Monaco est connue pour ses casinos, ses yachts – et ses loyers exorbitants. Dans la ville-État de la Côte d'Azur, un appartement de 100 mètres carrés coûte facilement 8000 euros par mois.
«Si nous ne voulons pas devenir Monaco, il faut que l'industrie du bâtiment et la politique se secouent», prévient Donato Scognamiglio, président du prestataire de services immobiliers CIFI. Ce dernier a présenté vendredi après-midi de nouveaux chiffres qui dressent un tableau sombre de la situation sur le marché du logement suisse – et ce pour tous les acteurs concernés.
Les locataires sont les premiers touchés
En premier lieu pour les locataires. La construction de logements ne suit plus depuis longtemps le rythme de la croissance démographique. «La Suisse, pays à succès, affiche complet», déclare Donato Scognamiglio, faisant ainsi allusion à la «Suisse à 10 millions» qui s'est muée en slogan pendant la campagne électorale. Actuellement, la population est d'environ 9 millions d'habitants – et l'espace se fait de plus en plus rare.
Selon l'enquête de CIFI, les loyers proposés ont augmenté de 6,4% l'année dernière dans toute la Suisse. La situation est particulièrement précaire à Zurich (+7%). «A l'avenir, les gens resteront plus longtemps chez leurs parents parce que c'est moins cher», prédit l'expert en immobilier. Les chiffres montrent en outre que de plus en plus de personnes s'installent dans des colocations au lieu de s'offrir un logement seul.
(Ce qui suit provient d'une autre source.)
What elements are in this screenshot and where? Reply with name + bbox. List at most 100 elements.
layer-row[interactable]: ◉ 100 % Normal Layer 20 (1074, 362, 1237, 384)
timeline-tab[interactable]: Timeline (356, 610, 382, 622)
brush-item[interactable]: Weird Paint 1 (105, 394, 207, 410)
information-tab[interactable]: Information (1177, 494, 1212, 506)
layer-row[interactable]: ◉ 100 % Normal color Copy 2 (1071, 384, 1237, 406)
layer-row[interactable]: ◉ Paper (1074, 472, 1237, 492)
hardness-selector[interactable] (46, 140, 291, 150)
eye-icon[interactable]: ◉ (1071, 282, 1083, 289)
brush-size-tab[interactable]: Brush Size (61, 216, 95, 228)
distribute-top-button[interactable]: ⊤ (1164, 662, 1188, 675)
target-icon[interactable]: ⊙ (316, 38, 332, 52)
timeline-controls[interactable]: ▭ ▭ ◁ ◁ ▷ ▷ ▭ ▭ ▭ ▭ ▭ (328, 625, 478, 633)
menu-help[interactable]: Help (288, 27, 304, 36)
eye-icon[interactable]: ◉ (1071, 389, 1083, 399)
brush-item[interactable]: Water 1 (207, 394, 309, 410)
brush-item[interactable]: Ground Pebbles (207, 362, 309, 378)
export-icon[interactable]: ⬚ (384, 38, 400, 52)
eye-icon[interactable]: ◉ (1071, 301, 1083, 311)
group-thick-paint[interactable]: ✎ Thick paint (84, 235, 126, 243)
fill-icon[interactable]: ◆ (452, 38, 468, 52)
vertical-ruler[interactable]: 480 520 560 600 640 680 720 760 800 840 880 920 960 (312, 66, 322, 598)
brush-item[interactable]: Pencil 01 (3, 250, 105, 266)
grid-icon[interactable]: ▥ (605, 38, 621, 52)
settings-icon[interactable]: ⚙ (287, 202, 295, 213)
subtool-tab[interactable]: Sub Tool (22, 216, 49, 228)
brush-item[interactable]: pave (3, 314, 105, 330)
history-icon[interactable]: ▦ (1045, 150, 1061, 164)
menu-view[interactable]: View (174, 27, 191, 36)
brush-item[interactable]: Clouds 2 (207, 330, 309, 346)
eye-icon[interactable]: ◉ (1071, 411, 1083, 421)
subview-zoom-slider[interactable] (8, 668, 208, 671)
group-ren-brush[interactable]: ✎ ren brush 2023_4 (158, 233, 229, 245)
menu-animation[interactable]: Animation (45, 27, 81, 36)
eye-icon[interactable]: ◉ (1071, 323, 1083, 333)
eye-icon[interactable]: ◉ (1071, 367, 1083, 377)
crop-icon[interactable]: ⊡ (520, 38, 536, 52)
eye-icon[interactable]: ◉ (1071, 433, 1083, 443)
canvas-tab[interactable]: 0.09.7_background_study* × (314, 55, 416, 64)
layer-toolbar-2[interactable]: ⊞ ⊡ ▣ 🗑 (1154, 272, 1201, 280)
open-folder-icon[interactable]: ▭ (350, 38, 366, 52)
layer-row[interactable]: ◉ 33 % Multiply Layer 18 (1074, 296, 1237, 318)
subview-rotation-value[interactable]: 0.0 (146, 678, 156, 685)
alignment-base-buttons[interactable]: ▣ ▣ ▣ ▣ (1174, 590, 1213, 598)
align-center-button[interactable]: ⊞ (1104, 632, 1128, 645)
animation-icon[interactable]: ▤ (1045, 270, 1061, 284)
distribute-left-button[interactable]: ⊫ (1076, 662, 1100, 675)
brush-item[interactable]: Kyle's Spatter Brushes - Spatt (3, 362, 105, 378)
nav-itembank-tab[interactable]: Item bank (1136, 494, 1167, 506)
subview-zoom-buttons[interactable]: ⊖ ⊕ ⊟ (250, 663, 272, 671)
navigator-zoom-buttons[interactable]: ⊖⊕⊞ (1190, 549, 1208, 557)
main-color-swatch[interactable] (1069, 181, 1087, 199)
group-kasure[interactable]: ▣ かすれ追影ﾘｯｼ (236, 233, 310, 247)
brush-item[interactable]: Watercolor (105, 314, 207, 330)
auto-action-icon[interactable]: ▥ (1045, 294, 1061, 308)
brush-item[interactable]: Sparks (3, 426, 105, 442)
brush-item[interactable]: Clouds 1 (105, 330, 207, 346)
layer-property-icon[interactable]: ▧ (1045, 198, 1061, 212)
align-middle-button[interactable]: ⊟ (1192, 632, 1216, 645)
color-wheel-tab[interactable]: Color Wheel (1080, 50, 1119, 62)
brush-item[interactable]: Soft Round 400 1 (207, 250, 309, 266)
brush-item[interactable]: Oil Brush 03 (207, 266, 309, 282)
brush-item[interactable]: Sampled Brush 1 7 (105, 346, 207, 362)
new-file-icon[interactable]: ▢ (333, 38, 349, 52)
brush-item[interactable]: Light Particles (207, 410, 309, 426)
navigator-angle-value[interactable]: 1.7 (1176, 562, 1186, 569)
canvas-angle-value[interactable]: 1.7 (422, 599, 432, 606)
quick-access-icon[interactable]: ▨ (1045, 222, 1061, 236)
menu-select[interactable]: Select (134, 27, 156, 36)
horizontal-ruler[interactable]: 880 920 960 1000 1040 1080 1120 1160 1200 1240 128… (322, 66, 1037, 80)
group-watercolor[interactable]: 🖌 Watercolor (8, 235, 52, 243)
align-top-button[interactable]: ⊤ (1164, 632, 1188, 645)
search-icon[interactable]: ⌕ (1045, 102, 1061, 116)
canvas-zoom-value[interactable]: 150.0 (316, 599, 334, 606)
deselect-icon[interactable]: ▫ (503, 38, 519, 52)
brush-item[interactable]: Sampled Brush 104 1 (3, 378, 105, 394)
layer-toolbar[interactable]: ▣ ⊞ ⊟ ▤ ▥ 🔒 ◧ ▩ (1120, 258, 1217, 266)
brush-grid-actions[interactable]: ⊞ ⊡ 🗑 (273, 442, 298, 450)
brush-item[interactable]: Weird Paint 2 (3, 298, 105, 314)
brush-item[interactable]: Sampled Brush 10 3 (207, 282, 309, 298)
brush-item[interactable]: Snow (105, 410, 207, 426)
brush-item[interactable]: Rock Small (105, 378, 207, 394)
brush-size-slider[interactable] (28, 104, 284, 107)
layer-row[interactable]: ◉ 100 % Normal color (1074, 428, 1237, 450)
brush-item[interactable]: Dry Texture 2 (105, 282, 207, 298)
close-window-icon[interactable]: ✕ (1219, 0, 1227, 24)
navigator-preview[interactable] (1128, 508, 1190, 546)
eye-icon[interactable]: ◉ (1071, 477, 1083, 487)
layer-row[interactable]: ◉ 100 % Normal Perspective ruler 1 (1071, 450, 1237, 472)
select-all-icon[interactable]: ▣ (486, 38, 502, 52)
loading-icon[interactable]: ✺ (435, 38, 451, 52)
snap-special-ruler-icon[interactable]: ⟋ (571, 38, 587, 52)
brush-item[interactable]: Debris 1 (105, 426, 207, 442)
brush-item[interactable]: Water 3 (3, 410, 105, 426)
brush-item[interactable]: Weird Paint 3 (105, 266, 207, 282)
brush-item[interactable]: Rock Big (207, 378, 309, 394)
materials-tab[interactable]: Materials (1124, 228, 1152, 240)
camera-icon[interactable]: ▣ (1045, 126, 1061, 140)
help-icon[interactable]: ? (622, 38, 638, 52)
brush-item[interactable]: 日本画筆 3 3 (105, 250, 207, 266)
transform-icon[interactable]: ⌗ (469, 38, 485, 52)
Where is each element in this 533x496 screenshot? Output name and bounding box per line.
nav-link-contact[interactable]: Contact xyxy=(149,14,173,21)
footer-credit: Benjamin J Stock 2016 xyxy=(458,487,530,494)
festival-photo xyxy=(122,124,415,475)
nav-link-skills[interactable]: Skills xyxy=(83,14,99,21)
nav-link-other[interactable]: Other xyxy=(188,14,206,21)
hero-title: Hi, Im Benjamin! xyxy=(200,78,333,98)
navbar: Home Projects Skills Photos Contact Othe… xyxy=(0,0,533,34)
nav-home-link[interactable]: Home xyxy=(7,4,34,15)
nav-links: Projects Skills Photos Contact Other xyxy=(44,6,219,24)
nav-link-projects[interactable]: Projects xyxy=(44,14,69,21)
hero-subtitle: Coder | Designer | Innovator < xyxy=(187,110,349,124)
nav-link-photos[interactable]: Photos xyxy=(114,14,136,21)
Mais les investisseurs aussi!
Mais – et cela peut surprendre – la situation du marché immobilier n'est pas seulement insatisfaisante pour les locataires. Elle l'est aussi pour les investisseurs! On a souvent l'impression que «les investisseurs immobiliers réalisent des rendements de rêve, mais les chiffres actuels montrent une toute autre réalité», concluent les experts de CIFI.
Concrètement, les immeubles d'habitation ont eu un rendement de 2,9% l'année dernière. Pour les immeubles de bureaux et commerciaux, cette recette s'est même réduite à un maigre 1,4%. «C'est un rendement comparable à celui d'un bon livret d'épargne», explique Donato Scognamiglio.
Dans le même temps, les obligations suisses ont enregistré une performance de +6,4% et les actions de +4,7%, selon l'analyse. Autrement dit: «Sur le marché des actions, je peux gagner trois fois plus, et ce sans aucun stress», explique Donato Scognamiglio. L'argent ne va plus automatiquement vers le marché immobilier. La baisse des rendements freine le flux d'argent dans l'immobilier et donc l'activité de construction, ce qui explique pourquoi les loyers continuent d'augmenter.
La fête est finie, pour l'instant
Les locataires qui souffrent des prix exorbitants doivent envier les générations d'avant, qui avaient moins à dépenser pour payer leurs logements. Donato Scognamiglio l'admet lui aussi: «Nous avons eu une ambiance de fête sur le marché immobilier pendant 22 ans. C'est la fête la plus longue que je connaisse.»
Toujours est-il que cette fête n'est suspendue qu'à court terme. CIFI qualifie la baisse du taux directeur par le président de la BNS Thomas Jordan jeudi de «lueur d'espoir à l'horizon» pour le secteur immobilier.
Mais les locataires attendent toujours. Une solution pourrait être la transformation de bureaux en logements. Grâce au télétravail, les bureaux sont de plus en plus désertés. Dans toute la Suisse, le taux de vacance dans ces locaux est de 5,9%. Dans l'agglomération zurichoise, c'est parfois beaucoup plus, à Wallisellen, par exemple, plus de 25% des surfaces de bureaux sont vides selon CIFI. A titre de comparaison, le taux de vacance des logements dans la ville de Zurich est de 0,06% selon les statistiques officielles.